Français  English
Devise :

Votre panier

0 produit

Catalogue

 
Arpège 2008
9,00 €
Arpège 2008

Référence bussiarp

Producteur : Bussière (Guy)

Cépage Chardonnay et Aligoté - région Bourgogne - Vin blanc sec et structuré - Bouteille de 75 cl - Appellation Bourgogne -

Assemblage original de Chardonnay et d'Aligoté

Vin bio certifié Ecocert/Demeter

A lire
http://lapassionduvin.com/phorum/read.php?9,505517,505517#msg-505517


Vendange manuelle, caisses en bois (pas d'égrapage des raisins, donc pas d'oxydation)
Le tri à la vendange ? Le meilleur tri, c'est de ne pas avoir à trier ... et ça marche.
Pas d'égrapage. La vendange entière est foulée aux pieds : ce n'est pas pour le folklore, c'est la méthode ancestrale permettant de conduire la fermentation. Selon l'intensité et la fréquence des foulages, on accélère ou on ralentit l'activité fermentaire. Lors de la fermentation, faire confiances aux levures indigènes: Ne pas oublier que le bois (pressoir, cuve) est le meilleur allié des levures, elles se conservent d'une année sur l'autre dans les interstices du bois.

Lors de l'élevage
- Fûts de chêne pour le pinot et le chardonnay.
- Cave voûtée sur terre-battue
- Soutirage avec le minimum d'aération et de manupulation.
- Pas de collage, pas de filtration. Aucun apport de SO2 durant l'élevage et à la mise en bouteille, donc pas de SO2 libre (celui qui donne mal à la tête).
- Blanc ou rouge, la fermentation malo-lactique doit être achevée avant la mise en bouteille. Délai ?... un certain temps !!
De quelques semaines (2003) à 10 mois (1999) selon les capacités des ferments lactiques.

Pour la petite histoire...

Il est des jours où l'on regrette les routes départementales, ce mercredi de juin ne fut pas de ceux-là. A 20 minutes de la fameuse "côte" se nichent quelques arpents de vigne sur les coteaux de la Saône. Ah! pas grand chose, 2 hectares seulement mais des parcelles jardinées par Guy Bussière en biodynamie. Ces vignes, plus de 50 ans pour les 2/3, n'ont jamais connu la chimie. Guy a toujours connu son père, la pioche à la main, travailler ses vignes bon pied bon oeil jusqu'à 92 ans.
Etouffant dans son travail de bureau dans l'industrie agro-chimique, Guy Bussière a choisi à 50 ans de revenir au pays et de poursuivre l'oeuvre de son père et de son grand-père, un choix courageux qui mérite le respect. L'amour de cette terre l'a conduit naturellement, c'est le cas de le dire, à ne pas recourir aux produits de synthèse, pourtant si pratiques mais ô combien dévastateur pour sa richesse.
La pioche a été troquée contre un motoculteur, quelques cuves, un vieux pressoir et quelques barriques et voilà Guy lancé dans l'aventure de la cave particulière.
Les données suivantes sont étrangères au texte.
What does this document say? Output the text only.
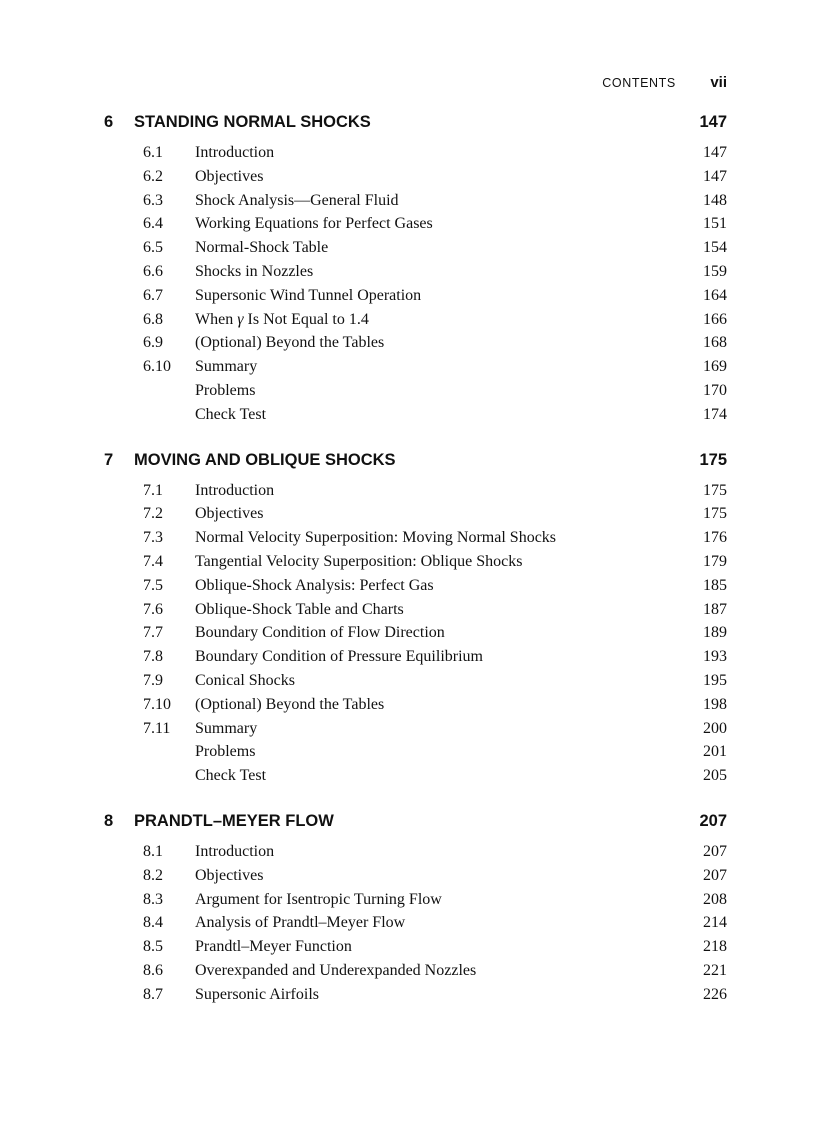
CONTENTS vii
6 STANDING NORMAL SHOCKS	147
6.1 Introduction	147
6.2 Objectives	147
6.3 Shock Analysis—General Fluid	148
6.4 Working Equations for Perfect Gases	151
6.5 Normal-Shock Table	154
6.6 Shocks in Nozzles	159
6.7 Supersonic Wind Tunnel Operation	164
6.8 When γ Is Not Equal to 1.4	166
6.9 (Optional) Beyond the Tables	168
6.10 Summary	169
Problems	170
Check Test	174
7 MOVING AND OBLIQUE SHOCKS	175
7.1 Introduction	175
7.2 Objectives	175
7.3 Normal Velocity Superposition: Moving Normal Shocks	176
7.4 Tangential Velocity Superposition: Oblique Shocks	179
7.5 Oblique-Shock Analysis: Perfect Gas	185
7.6 Oblique-Shock Table and Charts	187
7.7 Boundary Condition of Flow Direction	189
7.8 Boundary Condition of Pressure Equilibrium	193
7.9 Conical Shocks	195
7.10 (Optional) Beyond the Tables	198
7.11 Summary	200
Problems	201
Check Test	205
8 PRANDTL–MEYER FLOW	207
8.1 Introduction	207
8.2 Objectives	207
8.3 Argument for Isentropic Turning Flow	208
8.4 Analysis of Prandtl–Meyer Flow	214
8.5 Prandtl–Meyer Function	218
8.6 Overexpanded and Underexpanded Nozzles	221
8.7 Supersonic Airfoils	226
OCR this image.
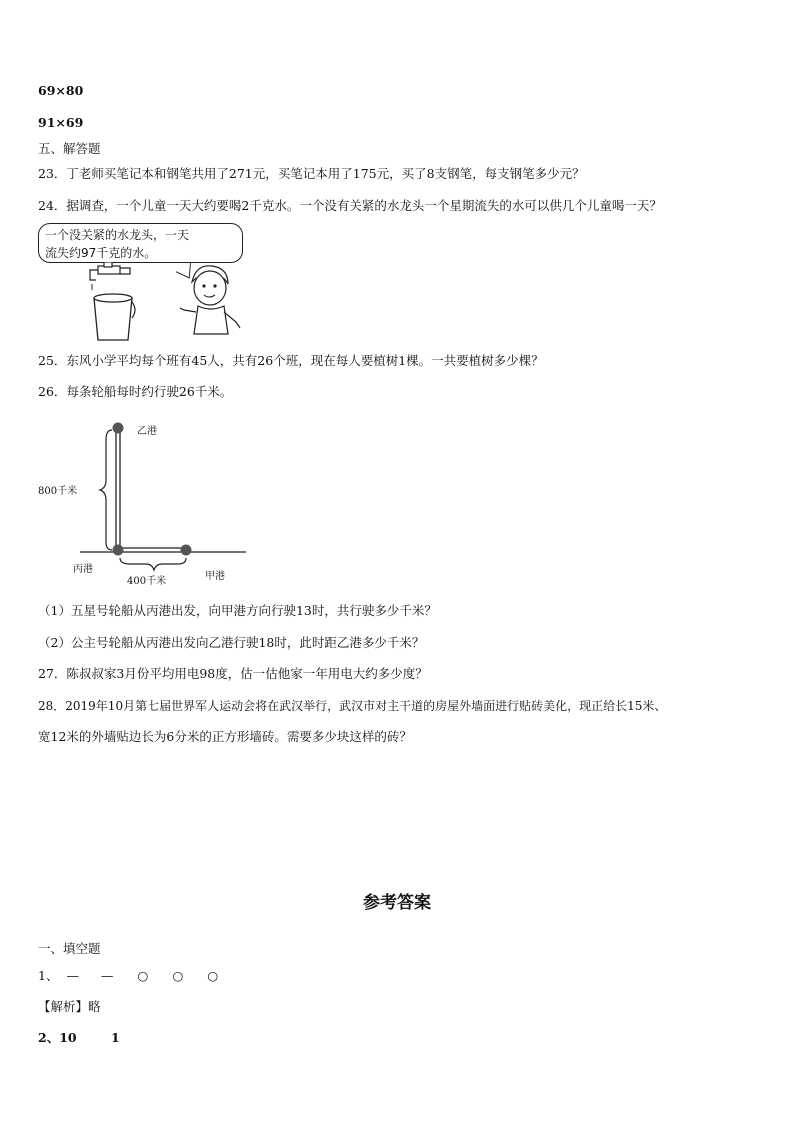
69×80
91×69
五、解答题
23．丁老师买笔记本和钢笔共用了271元，买笔记本用了175元，买了8支钢笔，每支钢笔多少元？
24．据调查，一个儿童一天大约要喝2千克水。一个没有关紧的水龙头一个星期流失的水可以供几个儿童喝一天？
一个没关紧的水龙头，一天
流失约97千克的水。
25．东风小学平均每个班有45人，共有26个班，现在每人要植树1棵。一共要植树多少棵？
26．每条轮船每时约行驶26千米。
乙港
800千米
丙港
400千米	甲港
（1）五星号轮船从丙港出发，向甲港方向行驶13时，共行驶多少千米？
（2）公主号轮船从丙港出发向乙港行驶18时，此时距乙港多少千米？
27．陈叔叔家3月份平均用电98度，估一估他家一年用电大约多少度？
28．2019年10月第七届世界军人运动会将在武汉举行，武汉市对主干道的房屋外墙面进行贴砖美化，现正给长15米、
宽12米的外墙贴边长为6分米的正方形墙砖。需要多少块这样的砖？
参考答案
一、填空题
1、 — — ○ ○ ○
【解析】略
2、10	1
Les débuts furent très difficiles car il ne vend presque rien sur place. Les locaux préfèrent acheter une bouteille issu d'une viticulture quasi industrielle avec marqué "Bourgogne" sur l'étiquette plutôt que de condescendre à boire un "Val de Saône". Et pourtant, il n'a rien à envier à pas mal de crus de la "Côte". Des exportations vers le Japon l'aideront à passer le cap difficile, un agence sur Paris prendra le relais et permettra de faire connaître le domaine auprès des bars à vins. Se rajoutent quelques professionnels comme Vins Etonnants et la production s'écoule maintenant correctement. Guy envisage maintenant de replanter, d'investir en matériel et même d'embaucher un salarié !

La vigne semble être reconnaissante de ce respect. Guy, dans son humilité naturelle, reconnaît avoir fait des erreurs dans ses vinifications ou ses plantations. Le résultat n'était parfois pas à la hauteur de ses espérances, mais le vin a toujours finit par bien se goûter après une période plus ou moins longue. La forme présentait parfois des défauts, le fond était là et ce dernier a toujours pris le dessus à un moment ou à un autre.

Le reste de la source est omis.